Rédigé par le Mercredi 14 Janvier 2026

Il y a parfois un décalage troublant entre le récit politique et la réalité des choix stratégiques. Le Maroc en donne aujourd’hui une illustration saisissante avec l’intelligence artificielle. D’un côté, un discours volontariste, presque fondateur, porté par la journée « AI Made in Morocco », célébrant la recherche nationale, les talents locaux, l’intelligence collective et l’ambition d’une IA endogène. De l’autre, un mémorandum d’entente avec Mistral AI, pépite française certes prometteuse, mais symbole persistant d’une dépendance technologique… française.



Quand Rabat parle “AI Made in Morocco” mais signe encore à Paris !
Comme nous l’avions déjà souligné dans notre article de septembre 2025, la question mérite d’être reposée sans détour : peut-on revendiquer une souveraineté numérique quand l’architecture cognitive de l’État repose sur des modèles conçus ailleurs ?

Soyons justes. La journée AI Made in Morocco, organisée le 12 janvier 2026, a posé des jalons sérieux. Vision structurée, priorités claires, mobilisation des universités, des institutions, du secteur privé. Le lancement des Jazari Institutes, en hommage à l’héritage scientifique arabo-musulman, constitue une initiative forte, symboliquement et stratégiquement.

Recherche scientifique, lien industrie–université, data factories, attractivité des talents, IA appliquée aux zones rurales, aux grands événements sportifs : le discours est cohérent. Mieux encore, il rompt avec une logique de simple consommation technologique pour assumer l’idée de production, de co-construction, voire de leadership régional.

Mais voilà. Ce récit ambitieux entre en tension directe avec un choix politique précis : Mistral AI comme partenaire stratégique de l’État marocain.

Le choix de Mistral n’est pas anodin. Il est même hautement politique. Il traduit une volonté de s’éloigner des GAFAM américains, accusés – parfois à raison – d’hégémonie, d’extraterritorialité juridique et d’appropriation massive des données.

Sur le papier, l’argument se tient. Une alternative européenne, open-weight, RGPD-compatible, moins intrusive.
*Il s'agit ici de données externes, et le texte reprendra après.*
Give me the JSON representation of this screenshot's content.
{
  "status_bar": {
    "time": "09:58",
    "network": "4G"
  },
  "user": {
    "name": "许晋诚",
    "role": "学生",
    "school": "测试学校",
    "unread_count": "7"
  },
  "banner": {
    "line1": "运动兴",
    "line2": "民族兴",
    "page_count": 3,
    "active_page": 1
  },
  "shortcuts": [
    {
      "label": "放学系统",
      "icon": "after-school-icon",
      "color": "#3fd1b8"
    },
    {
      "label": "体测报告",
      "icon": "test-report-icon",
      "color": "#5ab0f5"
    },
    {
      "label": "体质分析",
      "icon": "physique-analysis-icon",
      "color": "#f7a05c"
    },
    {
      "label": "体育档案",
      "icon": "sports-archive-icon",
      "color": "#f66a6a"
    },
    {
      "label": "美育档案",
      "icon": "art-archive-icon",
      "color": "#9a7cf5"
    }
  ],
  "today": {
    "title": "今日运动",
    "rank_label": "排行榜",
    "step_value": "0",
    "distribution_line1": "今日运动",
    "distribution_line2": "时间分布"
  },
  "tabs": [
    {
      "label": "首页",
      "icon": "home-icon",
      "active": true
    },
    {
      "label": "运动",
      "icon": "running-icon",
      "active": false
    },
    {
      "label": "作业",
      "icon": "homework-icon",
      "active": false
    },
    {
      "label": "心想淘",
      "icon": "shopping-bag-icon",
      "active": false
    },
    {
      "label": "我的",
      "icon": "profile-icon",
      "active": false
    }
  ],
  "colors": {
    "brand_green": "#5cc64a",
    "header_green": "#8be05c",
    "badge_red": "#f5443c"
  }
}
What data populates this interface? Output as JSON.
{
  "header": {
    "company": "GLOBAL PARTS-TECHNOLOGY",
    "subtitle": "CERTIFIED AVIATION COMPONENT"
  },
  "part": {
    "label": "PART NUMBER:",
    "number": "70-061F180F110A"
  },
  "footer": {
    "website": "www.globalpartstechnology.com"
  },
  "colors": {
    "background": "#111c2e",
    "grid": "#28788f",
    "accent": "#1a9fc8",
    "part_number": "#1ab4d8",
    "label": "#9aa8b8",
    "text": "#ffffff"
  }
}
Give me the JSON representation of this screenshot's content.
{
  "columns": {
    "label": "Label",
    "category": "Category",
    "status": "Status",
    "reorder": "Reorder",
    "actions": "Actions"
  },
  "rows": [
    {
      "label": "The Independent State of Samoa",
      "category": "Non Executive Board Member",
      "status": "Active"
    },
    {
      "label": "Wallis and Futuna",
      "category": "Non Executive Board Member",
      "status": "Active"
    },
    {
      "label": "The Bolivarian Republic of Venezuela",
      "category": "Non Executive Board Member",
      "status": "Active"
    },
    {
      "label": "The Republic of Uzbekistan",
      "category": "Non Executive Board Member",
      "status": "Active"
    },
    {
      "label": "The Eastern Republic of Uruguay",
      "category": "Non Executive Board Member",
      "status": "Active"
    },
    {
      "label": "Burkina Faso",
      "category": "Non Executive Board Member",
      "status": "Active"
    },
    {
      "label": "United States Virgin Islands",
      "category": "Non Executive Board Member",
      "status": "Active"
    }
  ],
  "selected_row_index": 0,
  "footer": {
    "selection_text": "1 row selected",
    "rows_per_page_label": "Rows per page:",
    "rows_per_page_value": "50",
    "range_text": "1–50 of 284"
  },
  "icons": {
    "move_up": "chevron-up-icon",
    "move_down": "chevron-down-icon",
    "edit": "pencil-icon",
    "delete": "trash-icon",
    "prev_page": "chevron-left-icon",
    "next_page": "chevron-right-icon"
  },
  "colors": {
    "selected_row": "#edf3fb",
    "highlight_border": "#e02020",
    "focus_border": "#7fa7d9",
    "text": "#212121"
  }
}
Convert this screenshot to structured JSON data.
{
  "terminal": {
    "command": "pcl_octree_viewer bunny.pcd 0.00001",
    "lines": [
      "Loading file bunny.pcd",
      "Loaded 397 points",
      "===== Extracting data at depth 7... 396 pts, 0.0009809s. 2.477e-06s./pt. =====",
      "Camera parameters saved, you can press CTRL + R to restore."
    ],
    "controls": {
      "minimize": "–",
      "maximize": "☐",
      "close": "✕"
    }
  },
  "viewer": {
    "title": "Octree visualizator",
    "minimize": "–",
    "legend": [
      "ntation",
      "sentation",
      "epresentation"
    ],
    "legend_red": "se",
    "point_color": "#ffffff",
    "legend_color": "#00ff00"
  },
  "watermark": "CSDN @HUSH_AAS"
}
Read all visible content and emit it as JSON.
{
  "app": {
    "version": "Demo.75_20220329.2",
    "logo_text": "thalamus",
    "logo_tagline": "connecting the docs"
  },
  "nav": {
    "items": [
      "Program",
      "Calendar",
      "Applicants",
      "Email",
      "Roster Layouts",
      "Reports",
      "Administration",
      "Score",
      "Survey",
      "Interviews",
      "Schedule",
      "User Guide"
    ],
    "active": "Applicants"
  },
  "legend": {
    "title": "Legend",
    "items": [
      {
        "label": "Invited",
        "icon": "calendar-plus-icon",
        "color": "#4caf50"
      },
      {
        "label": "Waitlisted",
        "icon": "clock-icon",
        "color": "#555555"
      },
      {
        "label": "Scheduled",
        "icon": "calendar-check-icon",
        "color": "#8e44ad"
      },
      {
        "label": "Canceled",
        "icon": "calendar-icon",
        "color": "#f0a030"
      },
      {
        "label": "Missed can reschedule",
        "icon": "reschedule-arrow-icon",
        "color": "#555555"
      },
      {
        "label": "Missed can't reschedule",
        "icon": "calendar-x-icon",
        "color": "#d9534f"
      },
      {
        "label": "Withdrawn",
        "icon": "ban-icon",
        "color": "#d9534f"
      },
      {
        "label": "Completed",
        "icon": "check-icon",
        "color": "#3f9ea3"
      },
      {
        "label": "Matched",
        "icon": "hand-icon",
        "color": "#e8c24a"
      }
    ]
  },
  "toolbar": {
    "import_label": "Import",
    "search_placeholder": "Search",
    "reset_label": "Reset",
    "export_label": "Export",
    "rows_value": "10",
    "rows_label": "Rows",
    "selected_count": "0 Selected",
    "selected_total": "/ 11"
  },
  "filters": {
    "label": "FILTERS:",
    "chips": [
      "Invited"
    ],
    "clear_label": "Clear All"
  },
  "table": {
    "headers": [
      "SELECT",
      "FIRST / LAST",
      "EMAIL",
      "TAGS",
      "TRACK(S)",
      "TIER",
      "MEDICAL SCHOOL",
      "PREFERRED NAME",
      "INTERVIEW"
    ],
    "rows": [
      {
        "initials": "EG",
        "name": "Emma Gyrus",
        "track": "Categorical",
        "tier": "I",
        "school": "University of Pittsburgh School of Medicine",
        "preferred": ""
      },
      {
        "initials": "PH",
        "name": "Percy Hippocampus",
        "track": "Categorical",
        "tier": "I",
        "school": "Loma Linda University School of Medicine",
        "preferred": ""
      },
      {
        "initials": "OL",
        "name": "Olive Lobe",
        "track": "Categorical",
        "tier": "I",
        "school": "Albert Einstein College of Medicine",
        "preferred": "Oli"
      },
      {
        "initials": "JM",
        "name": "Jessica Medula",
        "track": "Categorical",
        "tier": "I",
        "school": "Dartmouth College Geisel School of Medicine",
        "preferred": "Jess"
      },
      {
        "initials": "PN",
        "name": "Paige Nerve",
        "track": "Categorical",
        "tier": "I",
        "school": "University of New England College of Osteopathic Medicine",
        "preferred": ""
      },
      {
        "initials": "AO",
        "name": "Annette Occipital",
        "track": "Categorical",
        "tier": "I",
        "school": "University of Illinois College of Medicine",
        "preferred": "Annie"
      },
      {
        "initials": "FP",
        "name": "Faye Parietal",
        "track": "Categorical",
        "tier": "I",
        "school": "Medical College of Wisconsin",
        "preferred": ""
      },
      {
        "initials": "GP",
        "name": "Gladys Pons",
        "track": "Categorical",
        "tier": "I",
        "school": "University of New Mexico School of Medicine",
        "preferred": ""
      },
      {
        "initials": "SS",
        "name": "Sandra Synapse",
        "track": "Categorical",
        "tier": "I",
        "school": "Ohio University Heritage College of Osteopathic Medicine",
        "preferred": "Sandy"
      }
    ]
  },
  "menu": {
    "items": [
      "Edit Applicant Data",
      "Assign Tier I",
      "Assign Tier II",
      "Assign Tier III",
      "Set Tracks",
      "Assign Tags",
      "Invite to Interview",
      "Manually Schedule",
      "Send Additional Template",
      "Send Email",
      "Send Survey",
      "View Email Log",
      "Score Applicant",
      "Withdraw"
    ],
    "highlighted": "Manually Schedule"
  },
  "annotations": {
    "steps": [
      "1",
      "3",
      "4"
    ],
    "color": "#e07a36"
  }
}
Très bien.

Mais dans les faits, Mistral reste une entreprise française, financée en partie par des capitaux étrangers, alignée sur une stratégie industrielle hexagonale, et intégrée à un écosystème où Paris conserve la main sur les choix structurants.

Autrement dit : on a déplacé le centre de gravité, sans vraiment le rapatrier.

La souveraineté n’est pas une question de passeport juridique, mais de capacité réelle à maîtriser, entraîner, adapter et gouverner la technologie. Or, aujourd’hui, les modèles fondamentaux restent conçus hors du Maroc. Les briques critiques aussi. Les standards, également.

C’est ici que le débat devient sérieux.

Les Jazari Institutes promettent beaucoup. Mais quelle est leur place réelle dans la chaîne de valeur ?
Seront-ils producteurs de modèles fondamentaux, ou simples intégrateurs intelligents de technologies importées ?

Car l’histoire économique marocaine est jalonnée de “partenariats stratégiques” où l’expertise restait à l’extérieur, pendant que le pays servait de terrain d’expérimentation, de marché pilote ou de vitrine régionale.

La souveraineté numérique ne se décrète pas dans un événement institutionnel, aussi bien organisé soit-il. Elle se mesure à des indicateurs concrets :
 
  • Qui possède les poids des modèles ?
  • Qui décide des évolutions algorithmiques ?
  • Où sont entraînées les IA ?
  • Qui capte la valeur économique finale ?
 
Sur ces questions, le silence est encore trop confortable.

La ministre a raison sur un point fondamental : on ne fait rien tout seul. L’intelligence collective est indispensable. Mais coopération ne signifie pas subordination.

Le risque, aujourd’hui, est de voir émerger une dépendance technologique de nouvelle génération, plus élégante, plus “open”, plus narrative… mais tout aussi structurante que les anciennes.

Une souveraineté marocaine crédible passerait par :
 
  • un investissement massif et durable dans la recherche locale,
  • des modèles entraînés sur des corpus nationaux et africains,
  • des data centers souverains,
  • et surtout, une capacité assumée à dire non à certains partenaires, même “amis”.
 
Le Maroc a les talents. Il a les institutions. Il a désormais un récit. Mais tant que les choix structurants continueront de s’écrire en français, en anglais ou en américain, la souveraineté restera un horizon, pas une réalité.

AI Made in Morocco est une promesse. Le partenariat avec Mistral est un test.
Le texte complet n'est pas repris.